Dès le lancement de la section, le comité s’engage dans la défense des intérêts des automobilistes.
Dès le lancement de la section, le comité s’engage dans la défense des intérêts des automobilistes en se penchant sur de nombreuses questions: loi fédérale sur les autos, loi sur la circulation, droits sur la benzine, entretien des routes… La section organise également des conférences et des projections de films.
Elle organise une première sortie avec les sections romandes à Lyss, en mai 1927. Cette dernière, peut-on lire dans la plaquette du 25e, "groupait déjà 33 voitures". Le 7 janvier 1928, la section tenait son premier bal au Terminus, à Fribourg. Cette tradition durera durant de nombreuses années. La section a organisé la dernière édition de son bal en 2016. Les activités destinées aux membres sont nombreuses: courses de bienfaisance, journées des familles, sorties diverses d’un ou deux jours.
La section s’engage dans les débats sur les routes et les prix de la benzine. Il y a tant à faire: il faut concevoir que le réseau routier est lacunaire. Autour de 1935, le district de la Glâne ne compte que 7 km de routes goudronnées.

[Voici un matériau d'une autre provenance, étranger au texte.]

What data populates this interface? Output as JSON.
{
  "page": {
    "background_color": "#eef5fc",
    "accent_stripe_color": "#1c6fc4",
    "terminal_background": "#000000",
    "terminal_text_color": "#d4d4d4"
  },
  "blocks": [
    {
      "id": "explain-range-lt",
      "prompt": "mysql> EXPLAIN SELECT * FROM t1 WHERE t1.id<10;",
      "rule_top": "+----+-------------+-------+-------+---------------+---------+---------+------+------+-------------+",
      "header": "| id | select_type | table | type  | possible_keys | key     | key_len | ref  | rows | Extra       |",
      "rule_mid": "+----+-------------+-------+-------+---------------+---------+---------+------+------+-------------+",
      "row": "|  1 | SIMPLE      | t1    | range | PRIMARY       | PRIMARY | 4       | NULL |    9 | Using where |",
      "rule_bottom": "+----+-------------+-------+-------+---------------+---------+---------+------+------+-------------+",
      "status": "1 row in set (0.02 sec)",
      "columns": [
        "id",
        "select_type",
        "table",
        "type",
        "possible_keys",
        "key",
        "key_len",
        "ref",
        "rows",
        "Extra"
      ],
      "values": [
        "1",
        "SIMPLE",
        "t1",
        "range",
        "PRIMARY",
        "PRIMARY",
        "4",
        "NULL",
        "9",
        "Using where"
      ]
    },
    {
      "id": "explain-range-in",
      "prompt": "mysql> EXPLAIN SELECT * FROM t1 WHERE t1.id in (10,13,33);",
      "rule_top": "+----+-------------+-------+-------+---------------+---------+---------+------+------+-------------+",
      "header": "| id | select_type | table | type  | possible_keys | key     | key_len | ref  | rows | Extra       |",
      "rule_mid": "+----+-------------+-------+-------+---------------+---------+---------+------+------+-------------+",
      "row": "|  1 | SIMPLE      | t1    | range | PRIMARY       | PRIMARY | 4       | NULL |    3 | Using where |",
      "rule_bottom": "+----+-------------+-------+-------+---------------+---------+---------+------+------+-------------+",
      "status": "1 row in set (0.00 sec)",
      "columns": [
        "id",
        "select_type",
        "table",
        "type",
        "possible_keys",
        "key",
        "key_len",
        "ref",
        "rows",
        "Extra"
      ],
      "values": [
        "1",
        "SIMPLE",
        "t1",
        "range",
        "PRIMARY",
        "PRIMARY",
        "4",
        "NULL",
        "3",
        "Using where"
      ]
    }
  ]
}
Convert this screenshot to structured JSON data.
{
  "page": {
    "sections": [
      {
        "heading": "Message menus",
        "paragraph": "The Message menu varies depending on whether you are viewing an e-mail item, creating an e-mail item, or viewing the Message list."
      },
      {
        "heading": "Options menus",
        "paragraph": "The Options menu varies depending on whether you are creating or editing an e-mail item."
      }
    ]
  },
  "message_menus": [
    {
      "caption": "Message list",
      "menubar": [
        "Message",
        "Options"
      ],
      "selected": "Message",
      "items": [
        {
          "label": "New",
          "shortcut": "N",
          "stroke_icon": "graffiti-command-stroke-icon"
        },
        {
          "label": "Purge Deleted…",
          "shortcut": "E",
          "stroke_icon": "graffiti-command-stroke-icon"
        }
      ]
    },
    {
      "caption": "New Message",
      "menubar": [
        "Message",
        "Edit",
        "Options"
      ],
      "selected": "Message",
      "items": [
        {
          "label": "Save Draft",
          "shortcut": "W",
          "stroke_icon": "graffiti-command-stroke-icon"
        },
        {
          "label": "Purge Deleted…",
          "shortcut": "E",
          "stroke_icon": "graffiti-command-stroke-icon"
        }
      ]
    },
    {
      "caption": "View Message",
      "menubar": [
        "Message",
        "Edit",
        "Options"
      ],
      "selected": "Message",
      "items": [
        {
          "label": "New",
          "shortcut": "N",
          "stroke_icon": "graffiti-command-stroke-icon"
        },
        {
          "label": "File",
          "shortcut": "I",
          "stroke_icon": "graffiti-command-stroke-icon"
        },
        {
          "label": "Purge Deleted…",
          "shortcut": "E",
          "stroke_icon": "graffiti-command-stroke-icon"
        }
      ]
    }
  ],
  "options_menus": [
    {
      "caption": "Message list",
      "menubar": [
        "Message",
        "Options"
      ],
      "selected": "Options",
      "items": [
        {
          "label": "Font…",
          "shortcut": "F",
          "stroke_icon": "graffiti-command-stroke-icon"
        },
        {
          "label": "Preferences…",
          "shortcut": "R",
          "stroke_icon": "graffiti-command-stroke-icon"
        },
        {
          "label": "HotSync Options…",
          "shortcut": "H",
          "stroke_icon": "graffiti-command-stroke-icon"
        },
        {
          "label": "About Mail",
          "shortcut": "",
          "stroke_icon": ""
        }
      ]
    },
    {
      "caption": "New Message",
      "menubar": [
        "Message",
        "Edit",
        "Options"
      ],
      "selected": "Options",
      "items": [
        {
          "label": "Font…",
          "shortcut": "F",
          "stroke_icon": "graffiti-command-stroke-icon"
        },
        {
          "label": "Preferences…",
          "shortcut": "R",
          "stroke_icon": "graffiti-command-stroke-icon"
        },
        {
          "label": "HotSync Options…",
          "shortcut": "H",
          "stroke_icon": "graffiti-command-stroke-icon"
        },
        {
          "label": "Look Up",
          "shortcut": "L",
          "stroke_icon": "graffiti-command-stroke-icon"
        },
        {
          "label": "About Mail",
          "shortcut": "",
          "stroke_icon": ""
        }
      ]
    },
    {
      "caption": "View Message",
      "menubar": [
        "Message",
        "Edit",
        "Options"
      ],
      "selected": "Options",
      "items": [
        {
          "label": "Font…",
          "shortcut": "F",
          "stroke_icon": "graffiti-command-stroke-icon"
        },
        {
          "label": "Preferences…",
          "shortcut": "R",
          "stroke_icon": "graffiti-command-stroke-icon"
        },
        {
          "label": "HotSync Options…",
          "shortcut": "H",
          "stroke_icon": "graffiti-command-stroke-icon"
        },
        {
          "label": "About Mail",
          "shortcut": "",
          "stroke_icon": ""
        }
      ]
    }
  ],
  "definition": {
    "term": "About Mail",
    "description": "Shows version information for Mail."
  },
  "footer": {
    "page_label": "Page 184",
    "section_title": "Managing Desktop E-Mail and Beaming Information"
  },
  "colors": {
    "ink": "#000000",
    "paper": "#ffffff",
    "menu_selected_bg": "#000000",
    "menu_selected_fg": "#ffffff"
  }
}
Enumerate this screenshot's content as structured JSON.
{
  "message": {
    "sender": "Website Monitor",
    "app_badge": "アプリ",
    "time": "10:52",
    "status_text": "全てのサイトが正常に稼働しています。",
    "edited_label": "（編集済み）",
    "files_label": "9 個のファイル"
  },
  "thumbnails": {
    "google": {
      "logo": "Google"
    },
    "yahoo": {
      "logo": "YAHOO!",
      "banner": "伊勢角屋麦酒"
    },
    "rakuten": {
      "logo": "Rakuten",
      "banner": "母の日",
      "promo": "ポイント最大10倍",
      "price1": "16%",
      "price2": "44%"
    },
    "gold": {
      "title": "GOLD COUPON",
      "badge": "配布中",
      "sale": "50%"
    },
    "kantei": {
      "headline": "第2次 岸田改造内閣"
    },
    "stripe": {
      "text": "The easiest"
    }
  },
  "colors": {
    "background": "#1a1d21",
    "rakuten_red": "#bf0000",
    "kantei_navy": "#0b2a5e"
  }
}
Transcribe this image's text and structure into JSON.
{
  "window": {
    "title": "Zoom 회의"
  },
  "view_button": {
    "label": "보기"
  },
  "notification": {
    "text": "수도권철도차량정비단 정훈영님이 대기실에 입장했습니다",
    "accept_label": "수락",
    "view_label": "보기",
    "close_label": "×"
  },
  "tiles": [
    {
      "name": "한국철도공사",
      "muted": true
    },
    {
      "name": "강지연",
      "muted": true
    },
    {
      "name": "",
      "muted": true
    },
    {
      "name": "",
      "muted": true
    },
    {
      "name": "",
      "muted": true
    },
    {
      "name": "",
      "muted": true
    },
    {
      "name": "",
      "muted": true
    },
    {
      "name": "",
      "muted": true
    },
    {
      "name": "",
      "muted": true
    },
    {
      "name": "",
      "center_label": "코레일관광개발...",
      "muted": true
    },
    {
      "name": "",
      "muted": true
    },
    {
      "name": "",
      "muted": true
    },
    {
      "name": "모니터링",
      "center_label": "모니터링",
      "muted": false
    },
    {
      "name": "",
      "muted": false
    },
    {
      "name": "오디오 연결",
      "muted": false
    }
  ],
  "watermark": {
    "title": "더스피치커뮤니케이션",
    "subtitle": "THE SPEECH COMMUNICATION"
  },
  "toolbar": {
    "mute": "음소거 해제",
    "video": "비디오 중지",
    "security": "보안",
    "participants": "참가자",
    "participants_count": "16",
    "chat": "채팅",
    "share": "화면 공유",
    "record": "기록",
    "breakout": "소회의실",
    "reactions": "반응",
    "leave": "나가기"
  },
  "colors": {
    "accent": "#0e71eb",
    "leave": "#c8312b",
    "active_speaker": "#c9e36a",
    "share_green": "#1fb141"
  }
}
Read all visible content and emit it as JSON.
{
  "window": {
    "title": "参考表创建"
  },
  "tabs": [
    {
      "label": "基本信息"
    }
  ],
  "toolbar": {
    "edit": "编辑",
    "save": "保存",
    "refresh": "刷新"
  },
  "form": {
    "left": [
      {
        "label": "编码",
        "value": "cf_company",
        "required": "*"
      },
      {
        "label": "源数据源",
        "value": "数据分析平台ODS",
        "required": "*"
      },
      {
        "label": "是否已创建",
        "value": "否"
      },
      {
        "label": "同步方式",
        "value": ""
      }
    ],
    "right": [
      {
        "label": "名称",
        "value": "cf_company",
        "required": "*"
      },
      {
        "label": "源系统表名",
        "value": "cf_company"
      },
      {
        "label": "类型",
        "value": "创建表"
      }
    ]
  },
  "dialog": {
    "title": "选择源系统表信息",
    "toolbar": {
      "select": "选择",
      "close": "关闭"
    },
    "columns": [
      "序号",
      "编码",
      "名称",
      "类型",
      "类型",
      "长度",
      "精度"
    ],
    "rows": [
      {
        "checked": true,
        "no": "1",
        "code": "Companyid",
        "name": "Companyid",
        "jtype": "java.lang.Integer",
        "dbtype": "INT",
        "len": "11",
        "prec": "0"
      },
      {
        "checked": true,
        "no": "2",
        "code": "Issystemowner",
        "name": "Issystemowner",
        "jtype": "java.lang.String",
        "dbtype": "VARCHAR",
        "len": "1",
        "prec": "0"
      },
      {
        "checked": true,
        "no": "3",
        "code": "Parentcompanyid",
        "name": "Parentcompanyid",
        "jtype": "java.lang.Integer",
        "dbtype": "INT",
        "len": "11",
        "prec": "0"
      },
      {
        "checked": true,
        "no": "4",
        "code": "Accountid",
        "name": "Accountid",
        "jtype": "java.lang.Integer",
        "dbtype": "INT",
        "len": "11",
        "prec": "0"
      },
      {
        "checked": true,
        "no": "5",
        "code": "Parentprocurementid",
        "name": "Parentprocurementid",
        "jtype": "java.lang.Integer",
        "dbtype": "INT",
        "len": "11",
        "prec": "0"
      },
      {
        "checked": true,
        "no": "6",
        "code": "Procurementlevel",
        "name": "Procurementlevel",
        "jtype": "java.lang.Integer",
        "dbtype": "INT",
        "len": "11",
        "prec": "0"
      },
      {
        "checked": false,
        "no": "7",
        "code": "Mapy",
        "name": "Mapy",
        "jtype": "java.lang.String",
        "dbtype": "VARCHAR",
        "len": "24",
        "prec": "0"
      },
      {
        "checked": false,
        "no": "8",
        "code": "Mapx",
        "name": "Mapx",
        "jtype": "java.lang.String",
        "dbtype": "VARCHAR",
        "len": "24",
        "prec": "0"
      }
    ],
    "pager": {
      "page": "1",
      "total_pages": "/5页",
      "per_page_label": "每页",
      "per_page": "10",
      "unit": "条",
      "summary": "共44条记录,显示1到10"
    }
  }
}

On élargit rapidement le comité en choisissant soigneusement les compétences des membres. Les activités se renforcent. L’entraide routière, ancêtre de nos patrouilleurs routiers, est lancée en 1930: "…un side-car avec un patrouilleur circulait entre Berne et Fribourg pendant les mois d’été, service qui fut ensuite élargi jusqu’à Vevey en 1934", lit-on dans la plaquette du 50e anniversaire. Contrôles des phares – dès 1933 – et pneus, organisation de cours de dépannage – dès 1935 – et de cours de samaritains – dès 1937 – sont proposés aux membres. On lance également les premières réflexions sur l’éducation dans les écoles. Des postes de location de chaînes à neige sont installés à Charmey, Bulle et Châtel-Saint-Denis. On améliore aussi la signalisation routière, avant de faire machine arrière durant la guerre "pour rendre la tâche plus difficile à un ennemi éventuel".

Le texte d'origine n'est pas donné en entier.